Em 1992, leis anti-gangues essencialmente permitiram às máfias existirem abertamente em troca de mais vigilância sobre suas atividades.
Mas operações de repressão se seguiram à medida que a tolerância diminuiu, culminando com leis de 2011 que buscaram tirar os mafiosos dos serviços básicos.
Isto impediu que abrissem contas bancárias legalmente, alugassem imóveis, obtivessem cartões de crédito e inclusive adquirissem linhas de celular.
No ano passado, seus números atingiram um mínimo recorde de 18.800, cerca de 80% a menos que em 1992.
A ascensão da 'hangure'
Ao longo da última década, essa lacuna foi preenchida pela "hangure", ou "quase yakuza".
Kuzuoka se aproximou destas gangues menos rígidas de criminosos jovens não comprometidos com a hierarquia, mas com a camaradagem.
Como um "hangure" - disse - "você pode facilmente passar como um cidadão comum".
Ao contrário da yakuza, você pode "migrar abertamente para negócios legítimos, como gerenciar competições de artes marciais, salões de beleza ou grifes de moda", afirmou.
As autoridades acreditam que grande parte dos "tokuryu" seja chefiada pela "hangure".
Enquanto os líderes têm certa lealdade uns com os outros, membros dos escalões mais baixos contratados online são "totais desconhecidos entre si", disse Kuzuoka à AFP.
"Seu relacionamento pode ser desfeito facilmente, levando a traições, como abandonar ou jogar a culpa uns nos outros", acrescentou.
Mas, apesar de tudo, a Polícia acredita que o dinheiro está levando alguns membros da yakuza a se alinharem a grupos tokuryu.

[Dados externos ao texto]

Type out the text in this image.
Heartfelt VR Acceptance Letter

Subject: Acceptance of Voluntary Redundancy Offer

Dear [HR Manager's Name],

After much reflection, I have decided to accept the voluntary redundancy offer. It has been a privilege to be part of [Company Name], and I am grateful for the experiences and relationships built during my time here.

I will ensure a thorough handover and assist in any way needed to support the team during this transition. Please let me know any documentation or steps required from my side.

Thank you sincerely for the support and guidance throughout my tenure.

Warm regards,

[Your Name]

"Nós confirmamos que alguns ganhos criminosos dos tokuryu estão indo para organizações da yakuza", informou a polícia de Tóquio à AFP, acrescentando que a antiga máfia ainda é "uma ameaça séria à segurança pública".
"Somos necessários"
O ex-detetive Sakurai disse que, embora a yakuza não organize ativamente golpes ou roubos, alguns de seus membros ficam com parte dos lucros da hangure.
"A yakuza os alertou, 'De jeito nenhum vocês vão fazer dinheiro pelas nossas costas'", disse o policial.
Em retribuição, eles protegem os líderes tokuryu, explicou Sakurai.
Mas Yukio Yamanouchi, ex-advogado da Yamaguchi-gumi, de longe o maior clã da yakuza com 6.900 membros e associados, disse à AFP que os vínculos podem ser mais profundos.
"Eu acredito que alguns soldados (da yakuza) na verdade recorreram aos golpes porque realmente estavam tentando se virar. Foi como a falta de oportunidades de negócios os afetou", acrescentou.
Isto, apesar da liderança do clã ter repetidamente alertado seus membros a não se envolverem em fraudes, prosseguiu o advogado.
"Obter dinheiro enganando as pessoas não é o que a yakuza deveria fazer", disse à AFP um membro sênior desta organização.
Quaisquer desafios que venham a enfrentar, ele se diz confiante de que a yakuza vai sobreviver, dando proteção frente a outras organizações criminosas e do que ele chama de "gangues de ladrões do Sudeste Asiático", responsabilizadas por grande parte dos pequenos delitos no Japão.
"Somos necessários na sociedade", insistiu. "Não há forma de desaparecermos".
Cumprindo nove anos de pena pelo roubo violento que cometeu em Tóquio em 2022, Kuzuoka teve muito tempo para refletir sobre o que fez "a sangue frio" e sobre sua infância conturbada que o trouxe até aqui.
A vida no submundo "me desvirtuou", disse, deixando-o "quase sem emoções". Mas, "agora eu vejo que coisa cruel, demoníaca e desumana nós fizemos", escreveu.
"Eu vou carregar essas marcas pelo resto da vida", concluiu.